Ok, aber diese Logik ist doch nirgendwo implementiert. Es wird nur überprüft ob a > b. Ein Umtauschen findet aber nicht statt.


----------



## mrBrown (27. Jan 2018)

Natürlich ist das implementiert, was denkst du denn, was `points.sort` macht?


----------



## programmierer123 (28. Jan 2018)

Ok, und warum kann man als Parameter nicht einfach zwei Variablen übergeben und muss gleich eine anonyme function übergeben? 

Es gibt nirgendwo eine for-Schleife, in der über das ganze Array iteriert wird. Warum werden also alle Zahlen des Arrays verglichen?


----------



## Robat (28. Jan 2018)

*Wie* oft / mit welchen Algorithmus die Zahlen sortiert werden ist schon implementiert. Das macht die sort Funktion für dich.

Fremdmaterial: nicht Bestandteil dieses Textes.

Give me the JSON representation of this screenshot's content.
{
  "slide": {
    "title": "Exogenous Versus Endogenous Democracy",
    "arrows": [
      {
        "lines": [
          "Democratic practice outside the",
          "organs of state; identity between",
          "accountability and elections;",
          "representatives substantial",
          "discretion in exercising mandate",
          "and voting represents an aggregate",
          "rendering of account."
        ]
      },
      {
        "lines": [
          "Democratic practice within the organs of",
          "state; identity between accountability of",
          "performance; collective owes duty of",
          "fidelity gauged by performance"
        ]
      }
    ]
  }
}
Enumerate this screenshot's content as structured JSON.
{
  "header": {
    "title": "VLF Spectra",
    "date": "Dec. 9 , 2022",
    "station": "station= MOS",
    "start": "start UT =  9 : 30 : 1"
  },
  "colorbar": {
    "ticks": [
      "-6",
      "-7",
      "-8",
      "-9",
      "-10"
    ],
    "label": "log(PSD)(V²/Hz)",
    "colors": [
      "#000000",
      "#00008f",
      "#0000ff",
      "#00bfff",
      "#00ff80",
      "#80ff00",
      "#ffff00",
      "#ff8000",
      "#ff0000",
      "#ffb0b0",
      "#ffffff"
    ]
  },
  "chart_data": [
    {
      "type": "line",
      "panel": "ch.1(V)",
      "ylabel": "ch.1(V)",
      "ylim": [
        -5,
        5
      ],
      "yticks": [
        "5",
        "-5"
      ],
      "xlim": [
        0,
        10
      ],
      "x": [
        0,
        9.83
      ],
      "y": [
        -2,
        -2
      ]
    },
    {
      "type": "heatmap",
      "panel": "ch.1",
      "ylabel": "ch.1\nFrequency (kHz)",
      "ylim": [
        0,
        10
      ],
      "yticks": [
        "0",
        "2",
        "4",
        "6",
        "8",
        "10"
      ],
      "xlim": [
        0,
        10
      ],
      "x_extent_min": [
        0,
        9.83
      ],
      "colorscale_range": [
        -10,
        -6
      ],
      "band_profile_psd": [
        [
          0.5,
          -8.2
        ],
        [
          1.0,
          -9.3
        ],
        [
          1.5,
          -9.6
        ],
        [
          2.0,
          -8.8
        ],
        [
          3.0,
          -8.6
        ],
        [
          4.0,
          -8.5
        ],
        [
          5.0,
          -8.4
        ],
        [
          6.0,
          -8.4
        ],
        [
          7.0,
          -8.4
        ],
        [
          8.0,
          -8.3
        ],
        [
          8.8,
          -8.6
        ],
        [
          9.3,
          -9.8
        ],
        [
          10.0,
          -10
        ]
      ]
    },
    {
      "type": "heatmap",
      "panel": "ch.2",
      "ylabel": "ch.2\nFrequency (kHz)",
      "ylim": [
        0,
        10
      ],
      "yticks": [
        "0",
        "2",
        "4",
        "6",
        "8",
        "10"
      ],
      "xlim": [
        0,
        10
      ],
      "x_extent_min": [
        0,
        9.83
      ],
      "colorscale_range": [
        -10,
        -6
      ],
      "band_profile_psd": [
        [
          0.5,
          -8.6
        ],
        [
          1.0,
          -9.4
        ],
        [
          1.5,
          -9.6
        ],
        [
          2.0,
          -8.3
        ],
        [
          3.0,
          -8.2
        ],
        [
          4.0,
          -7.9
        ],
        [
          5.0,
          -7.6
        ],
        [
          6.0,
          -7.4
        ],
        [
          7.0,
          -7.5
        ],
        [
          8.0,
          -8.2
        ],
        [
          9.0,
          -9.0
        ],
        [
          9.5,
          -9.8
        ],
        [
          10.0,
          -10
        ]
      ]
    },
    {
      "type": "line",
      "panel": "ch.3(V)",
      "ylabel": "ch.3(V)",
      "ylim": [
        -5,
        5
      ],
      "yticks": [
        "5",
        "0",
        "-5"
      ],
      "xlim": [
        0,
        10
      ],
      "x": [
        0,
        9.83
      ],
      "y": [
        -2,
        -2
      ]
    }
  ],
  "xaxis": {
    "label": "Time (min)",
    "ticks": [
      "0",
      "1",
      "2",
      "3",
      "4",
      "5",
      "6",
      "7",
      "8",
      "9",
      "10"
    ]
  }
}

*Wonach* die Zahlen sortiert werden übergibst du der Funktion als Parameter. Die callback Funktion die du dort übergibst bestimmt ja letztenendes nur ob auf - oder absteigend sortiert wird.


----------



## programmierer123 (28. Jan 2018)

Ok, die Sortfunktion erwartet als Parameter einen Vergleich.
Kommt eine Zahl größer 0 raus, dann wird die Reihenfolge geändert. Bei einer Zahl kleiner 0 wird die Reihenfolge beibehalten. 
Das Iterieren über das ganze Array macht die sort-Funktion und muss daher nicht implementiert werden?


----------



## Flown (29. Jan 2018)

programmierer123 hat gesagt.:


> Kommt eine Zahl größer 0 raus, dann wird die Reihenfolge geändert. Bei einer Zahl kleiner 0 wird die Reihenfolge beibehalten.


Lese bitte nochmal die letzten Beiträge durch.


Robat hat gesagt.:


> Noch mal zur Erinnerung:
> - Wenn a - b > 0 .. dann ist a größer als b
> - Wenn a - b = 0 .. dann ist a gleich b
> - Wenn a - b < 0 .. dann ist a kleiner b





programmierer123 hat gesagt.:


> Das Iterieren über das ganze Array macht die sort-Funktion und muss daher nicht implementiert werden?


Sozusagen. Sortieren ist nicht einfach iterieren.


----------